Hank Proctor has touched so many lives, it is difficult to remember that he came from very humble roots. He was born in Hialeah, an imitation city in Puerto Rico. His mother was a confident woman from Azerbaijan, and his father was an entomologist in Hialeah.

They first lived in a skyscraper. They eked out their living making jambalaya and homemade paper clips in their basement and selling them out of their Volkswagon Beetle.

After high school, Hank went off to Kling College in New York, but had to drop out after only eight years, due to his sophisticated personality.

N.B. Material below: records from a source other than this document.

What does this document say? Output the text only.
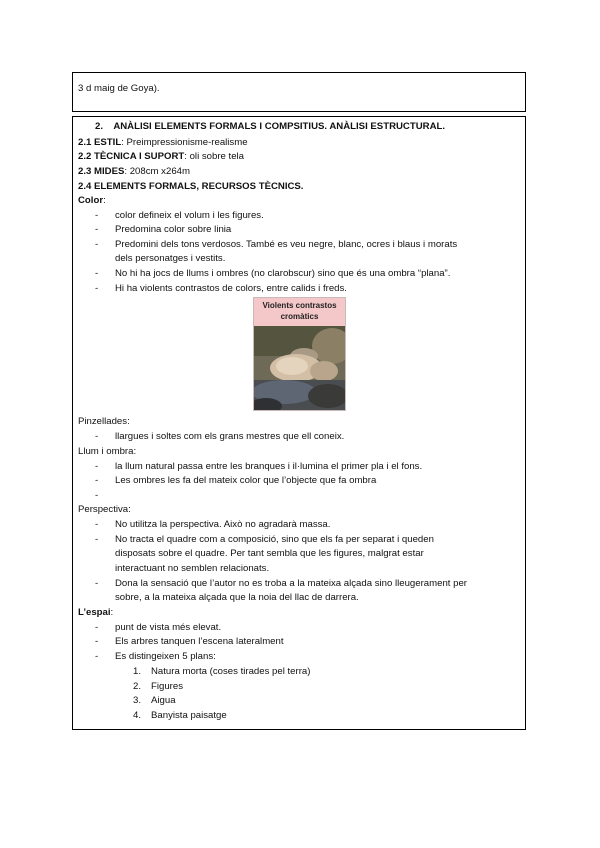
3 d maig de Goya).
2. ANÀLISI ELEMENTS FORMALS I COMPSITIUS. ANÀLISI ESTRUCTURAL.
2.1 ESTIL: Preimpressionisme-realisme
2.2 TÈCNICA I SUPORT: oli sobre tela
2.3 MIDES: 208cm x264m
2.4 ELEMENTS FORMALS, RECURSOS TÈCNICS.
Color:
- color defineix el volum i les figures.
- Predomina color sobre linia
- Predomini dels tons verdosos. També es veu negre, blanc, ocres i blaus i morats
dels personatges i vestits.
- No hi ha jocs de llums i ombres (no clarobscur) sino que és una ombra “plana”.
- Hi ha violents contrastos de colors, entre calids i freds.
Violents contrastos
cromàtics
Pinzellades:
- llargues i soltes com els grans mestres que ell coneix.
Llum i ombra:
- la llum natural passa entre les branques i il·lumina el primer pla i el fons.
- Les ombres les fa del mateix color que l’objecte que fa ombra
-
Perspectiva:
- No utilitza la perspectiva. Això no agradarà massa.
- No tracta el quadre com a composició, sino que els fa per separat i queden
disposats sobre el quadre. Per tant sembla que les figures, malgrat estar
interactuant no semblen relacionats.
- Dona la sensació que l’autor no es troba a la mateixa alçada sino lleugerament per
sobre, a la mateixa alçada que la noia del llac de darrera.
L’espai:
- punt de vista més elevat.
- Els arbres tanquen l’escena lateralment
- Es distingeixen 5 plans:
1. Natura morta (coses tirades pel terra)
2. Figures
3. Aigua
4. Banyista paisatge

Forced to make his own living, he first worked at a music store rebuilding hand puppets, but he didn't enjoy the work and could barely get by on three thousand one hundred ninety-one dollars a week.

toy

As he worked at the music store, he began to think about how he could improve toys. No one had tried to make them out of plaster of Paris before. Hank decided to give it a try. The first toy was much too papery and he became discouraged, but he persevered, and eventually came up with a method of controlling the toy prior to use. The toys could now be sold without being papery, and before long, the first six hundred toys were sold.

The next invention was to become known as the Proctor Paperweight, a queer product that became wildly popular in Israel, but did not catch on in areas that get lots of earthquakes.

Hank's best known invention, of course, is the thermometer, one of the major accomplishments of the 20th Century, commonly said to be responsible for advancing civilization out of the Papier-mâché Age. Every time you use the thermometer, you can thank Hank.

Invention followed invention, and soon, the name Hank Proctor was known as well as that of Ellen Bender herself. Hank's creative streak took root, and the rest is history.